Ekonomi keantariksaan (space economy) merupakan isu yang menjadi fokus duniainternasional.Kolaborasi antara negara-negara regional Asia-Pasifik diyakini dapat mempercepat ekonomi keantariksaan untuk pembangunan berkelanjutan.
Pemanfaatan teknologi antariksa di Indonesia, baik di sektor hulu maupun hilir, telah dimanfaatkan secara luas dan berdampak secara ekonomi. Kepala Badan Riset dan Inovasi Nasional (BRIN) Laksana Tri Handoko mengatakan, pemanfaatan teknologi keantariksaan sendiri telah dimanfaatkan dalam berbagai sektor pembangunan, di antaranya di bidang telekomunikasi, penginderaan jauh, penelitian, dan lainya.
“Space economy dan teknologi keantariksaan ke depan di estimasi akan menjadi teknologi kunci masa depan dan berkontribusi terhadap pencapaian pembangunan berkelanjutan. Salah satunya, melalui kontribusi terhadap penciptaan pendapatan nasional (Gross Domestic Product/GDP), peningkatan kesejahteraan masyarakat, tenaga kerja, efisiensi, peningkatan kualitas lingkungan, dan sebagainya,” kata Handoko dalam keterangan resminya.
Adapun konsep ekonomi keantariksaan (space economy) menekankan pada kontribusi yang dapat atau telah diperoleh dari pemanfaatan teknologi keantariksaan, baik secara langsung maupun tidak langsung. Konteks langsung merujuk pada manfaat nyata (tangible) dan tidak berwujud (intangible) yang diperoleh dari kegiatan komersial keantariksaan. Sedangkan tidak langsung merujuk pada manfaat yang diperoleh dari sektor lain yang ditunjang oleh teknologi keantariksaan, sehingga memberikan kontribusi kepada negara.
“Masa depan ekonomi Indonesia, salah satunya harus berbasis keantariksaan. Apalagi, Indonesia secara geografis merupakan negara kepulauan yang dilewati garis ekuator,” pungkasnya.

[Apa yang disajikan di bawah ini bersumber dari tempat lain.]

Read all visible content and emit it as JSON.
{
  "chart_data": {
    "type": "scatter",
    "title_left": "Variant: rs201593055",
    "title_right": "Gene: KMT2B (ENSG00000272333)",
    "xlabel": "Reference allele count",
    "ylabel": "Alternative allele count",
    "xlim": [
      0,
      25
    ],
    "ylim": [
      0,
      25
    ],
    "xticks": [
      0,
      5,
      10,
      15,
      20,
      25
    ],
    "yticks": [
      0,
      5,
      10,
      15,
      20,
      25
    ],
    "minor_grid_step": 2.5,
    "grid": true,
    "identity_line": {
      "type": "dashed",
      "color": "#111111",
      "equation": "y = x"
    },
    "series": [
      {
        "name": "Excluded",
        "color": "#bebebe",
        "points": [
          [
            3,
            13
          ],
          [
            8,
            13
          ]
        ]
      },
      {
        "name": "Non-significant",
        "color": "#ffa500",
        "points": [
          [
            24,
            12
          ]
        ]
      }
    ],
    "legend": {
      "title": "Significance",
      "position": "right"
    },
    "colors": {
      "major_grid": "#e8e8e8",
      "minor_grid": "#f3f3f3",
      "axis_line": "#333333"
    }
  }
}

Menyadari komitmen Indonesia terhadap kegiatan Asia-Pacific Regional Space Agency Forum (APRSAF)-29 dan ekonomi keantariksaan, lanjut Handoko, maka tema yang diangkat adalah “Accelerating Space Economies through Regional Partnership“.
Kegiatan ini bertujuan meningkatkan kerja sama dan kolaborasi antara negara-negara di wilayah Asia-Pasifik dalam bidang keantariksaan. Selain itu juga menjadi ajang dalam mempromosikan kegiatan keantariksaan antar negara Asia-Pasifik, dan membangun kerja sama yang kuat antar pemangku kepentingan, baik pemerintah, akademisi, pelaku usaha, dan masyarakat luas.
Handoko mendorong seluruh pelaku antariksa yang hadir memanfaatkan momen terbaik ini dalam menjalin kerja sama dan membentuk kemitraan regional yang bermanfaat. “Karena antariksa tidak memiliki batasan untuk eksplorasi. Sektor antariksa juga memberikan kemungkinan yang tidak terbatas untuk pembangunan ekonomi,” ucap dia.
Forum tahunan keantariksaan ini dihadiri oleh seluruh negara di Asia-Pasifik dari berbagai kalangan, seperti pemerintah, industri/swasta, akademisi, organisasi penelitian, dan individu. Namun, ungkap Handoko, kita harus menyadari bahwa percepatan ekonomi keantariksaan membawa bahaya tersendiri yang akan menjadi faktor pembatasnya, yaitu lalu lintas antariksa (space traffic).
“Saya yakin, kemitraan regional dapat diarahkan untuk mencari solusi atas permasalahan tersebut. Pengelolaan lalu lintas antariksa juga bisa menjadi industri tersendiri karena permintaannya yang sangat tinggi,” ujar Handoko.
“Saya juga ingin menegaskan kembali tujuan-tujuan penting dari setiap sesi pleno pertemuan APRSAF. Pertama, berbagi dan memperbarui informasi mengenai kegiatan dan rencana masa depan masing-masing negara di kawasan Asia dan Pasifik. Kedua, berdiskusi dan mencari peluang baru kerja sama internasional antar anggota APRSAF,” tutupnya.